Wir bieten bei Hörsturzpatienten, die schwerer betroffen sind, mittlerweile die sog. Intratympanale Cortisontherapie an, d. h. es wird ein Medikament mit einer hauchdünnen Kanüle direkt in das Mittelohr gespritzt, um so direkt am Innenohr wirken zu können.


jameda:
 Gibt es einen Patienten oder ein Erlebnis in Ihrer Praxis, das sie nie vergessen werden?

Herr Dr. Mertens: Ich habe vor einiger Zeit eine junge Frau behandelt, die sich wegen Schwindelbeschwerden an mich gewendet hat. Einen innenohrbedingten Schwindel konnte ich nicht feststellen und auch sonst waren die Beschwerden eher uncharakteristisch und bereits etwas besser. Trotzdem hatte ich ein „schlechtes Bauchgefühl“ und habe der Patientin eindringlich eine Kernspintomographie des Gehirns empfohlen. Zuerst war die Patientin etwas skeptisch, weil nicht allzu lange zuvor bereits eine Tomographie erfolgt war, die unauffällig gewesen war.

Letztlich konnte ich die Patientin überzeugen und das Ergebnis war ein höchst bösartiger Tumor im Gehirn. Glücklicherweise allerdings in einem ganz frühen Stadium, so dass die Patientin erfolgreich operiert und behandelt werden konnte. Hätte ich nicht auf „meinen Bauch“ gehört und die Untersuchung nicht veranlasst, dann wäre die Patientin mit Sicherheit bereits verstorben.


jameda:
 Welchen Gesundheitstipp möchten Sie unseren Lesern mit auf den Weg geben?

Herr Dr. Mertens: Zunächst einige allgemeine, aber doch wichtige Ratschläge: Meiden Sie Rauchen, treiben Sie regelmäßig Sport und trinken Sie wenig Alkohol. Auch Übergewicht steht am Anfang vieler schlimmer Erkrankungen. Beispielsweise Diabetes, Bluthochdruck, Herzinfarkt, Schlaganfall.

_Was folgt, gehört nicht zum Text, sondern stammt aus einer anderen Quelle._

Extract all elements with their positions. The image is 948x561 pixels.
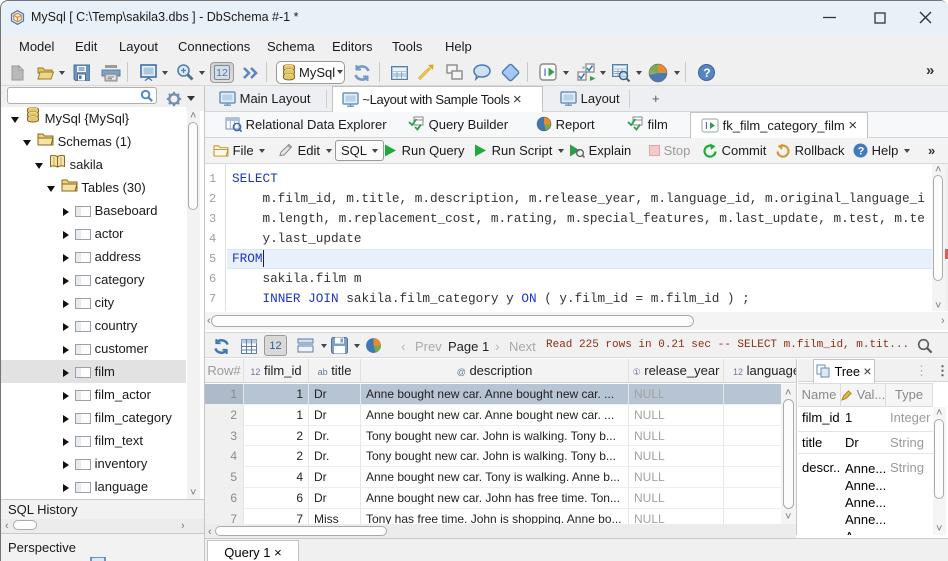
- svg-text:I: I: [544, 67, 547, 79]
- svg-text:I: I: [705, 121, 708, 132]
- svg-text:?: ?: [858, 145, 865, 157]
- svg-text:?: ?: [703, 66, 710, 80]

Speziell als HNO-Arzt und Phoniater: Benutzen Sie keine Wattestäbchen zur Reinigung des Gehörgangs und schützen Sie Ihr Gehör vor starkem Lärm.

An die „Stimmprofis“ (Sänger, Schauspieler, Lehrer): Wenn die Stimme Probleme macht, kommen Sie lieber frühzeitig zur Untersuchung, bevor eine dauerhafte Stimmstörung auftritt.

Und zum Schluss an alle Mamas und Papas: Wenn Sie das Gefühl haben, dass Ihr Kind vielleicht nicht richtig hört oder gar Probleme mit der Sprachentwicklung hat, darf man das nicht auf die leichte Schulter nehmen („Das wächst sich aus.“), sondern es sollte dringend abgeklärt werden.

Dieser Artikel dient nur der allgemeinen Information, nicht der Selbstdiagnose, und ersetzt den Arztbesuch nicht. Er spiegelt die Meinung des Autors und nicht zwangsläufig die der jameda GmbH wider.